Но никто и не собирался вспоминать этой ночью о мадам Гильотине и о всех тех ужасах, которые вызывал ее вид. Веселые и беззаботные Пьеро носились, хохоча, друг за другом по деревянным ступеням и по самой платформе, пока один из них, споткнувшись, не полетел в корзину, откуда выскочил весь в опилках и пятнах крови.
«Ah, vogue la galère! В эту ночь мы должны веселиться!»
И люди, смотревшие перед этим в лицо смерти, дрожавшие перед гильотиной, доносившие друг на друга с безжалостностью дикарей, лишь бы спасти себя, или же прятавшиеся в темных подвалах в надежде не дать поводов для доноса, теперь танцевали, смеялись, визжали в неожиданном порыве истерического веселья.
А прямо около гильотины стояла теперь специально сооруженная ради великого национального праздника триумфальная колесница богини Разума. Впрочем, на самом деле это была всего лишь обыкновенная грубая рыночная колымага, кое-как размалеванная в ярко-малиновые тона и украшенная бесформенными пучками осенних листьев вперемешку с алыми ягодами рябины и горного ясеня, набранными в городских садах или окрестностях Булони.
С роскошным ожерельем на шее, одетая в белое, богиня склонялась на малиновое сиденье. Немного уставшая от окружающего шума, бледная Дезире Кондей старательно выполняла последние указания своего хозяина. Сапожок Принцессы был завлечен во Францию, и теперь она должна быть самой почитаемой во Франции женщиной.
Сидя в повозке и наблюдая за шныряющей и беснующейся вокруг толпой счастливцев, она лениво перелистывала в своей памяти страницы недавно минувших дней. Она вспоминала благородную гордую женщину, которая благодаря ей сменила роскошный английский дом на печаль и на унижения в сырой французской темнице. Вспоминала и великолепного английского джентльмена с приятным мягким голосом и изысканными манерами.

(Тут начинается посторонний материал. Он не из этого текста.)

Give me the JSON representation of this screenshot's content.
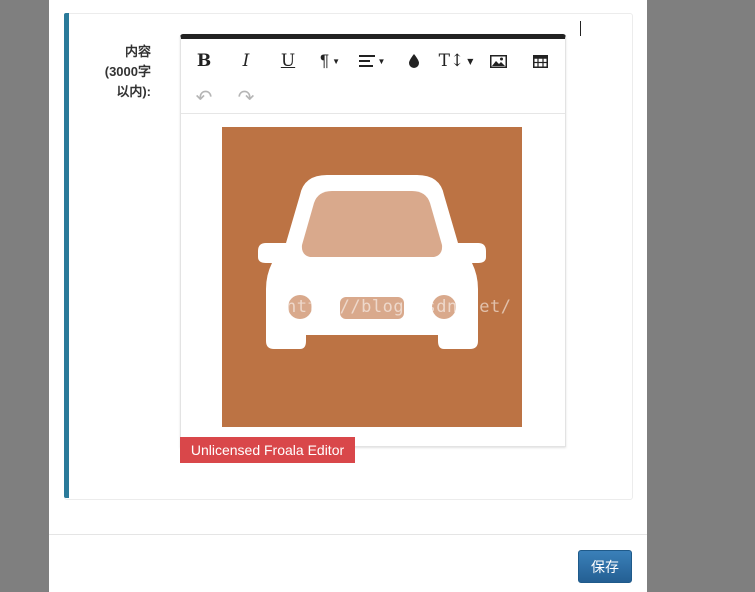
{
  "form": {
    "label_lines": [
      "内容",
      "(3000字",
      "以内):"
    ]
  },
  "editor": {
    "toolbar": {
      "buttons": [
        {
          "name": "bold-button",
          "glyph": "B",
          "icon": "bold-icon"
        },
        {
          "name": "italic-button",
          "glyph": "I",
          "icon": "italic-icon"
        },
        {
          "name": "underline-button",
          "glyph": "U",
          "icon": "underline-icon"
        },
        {
          "name": "paragraph-format-button",
          "glyph": "¶",
          "icon": "paragraph-icon"
        },
        {
          "name": "align-button",
          "glyph": "≡",
          "icon": "align-left-icon"
        },
        {
          "name": "color-button",
          "glyph": "●",
          "icon": "color-drop-icon"
        },
        {
          "name": "font-size-button",
          "glyph": "T↕",
          "icon": "font-size-icon"
        },
        {
          "name": "insert-image-button",
          "glyph": "",
          "icon": "image-icon"
        },
        {
          "name": "insert-table-button",
          "glyph": "",
          "icon": "table-icon"
        },
        {
          "name": "undo-button",
          "glyph": "↶",
          "icon": "undo-icon"
        },
        {
          "name": "redo-button",
          "glyph": "↷",
          "icon": "redo-icon"
        }
      ]
    },
    "image": {
      "alt": "car icon",
      "background_color": "#bc7344",
      "watermark": "http://blog.csdn.net/"
    },
    "license_badge": "Unlicensed Froala Editor"
  },
  "footer": {
    "save_label": "保存"
  },
  "colors": {
    "accent": "#2a7a9a",
    "badge": "#d9474a",
    "primary_button": "#2b6fa6"
  }
}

Только сегодня утром Шовелен весьма неохотно и резко сказал ей, что оба они арестованы как английские шпионы и что ей о них больше нечего беспокоиться. А потом пришел губернатор и передал желание гражданина Шовелена увидеть ее в роли богини Разума в процессии и национальном празднике и еще, что народ Булони уже готов приветствовать ее в этом качестве. Это весьма польстило тщеславию интриганки, и весь остальной день, наблюдая за приготовлением нарядов, предназначенных для нее, она совсем не думала ни об Англии, ни о леди Блейкни.
Но теперь, когда она сидела в своей колеснице на Сенешальской площади прямо перед гильотиной, ей снова пришли на память и Англия, и расточительное гостеприимство поместья Блейкни, и учтивый голос Маргариты, и приятная грациозность манер сэра Перси, – по телу ее пробежала судорога от луча, блеснувшего в лезвии Кровожадной мадам.
Однако все эти размышления были внезапно прерваны громкими и протяжными криками радости. На площадь влетела целая туча Пьеро с пылающими факелами и разноцветными фонариками на высоченных шестах.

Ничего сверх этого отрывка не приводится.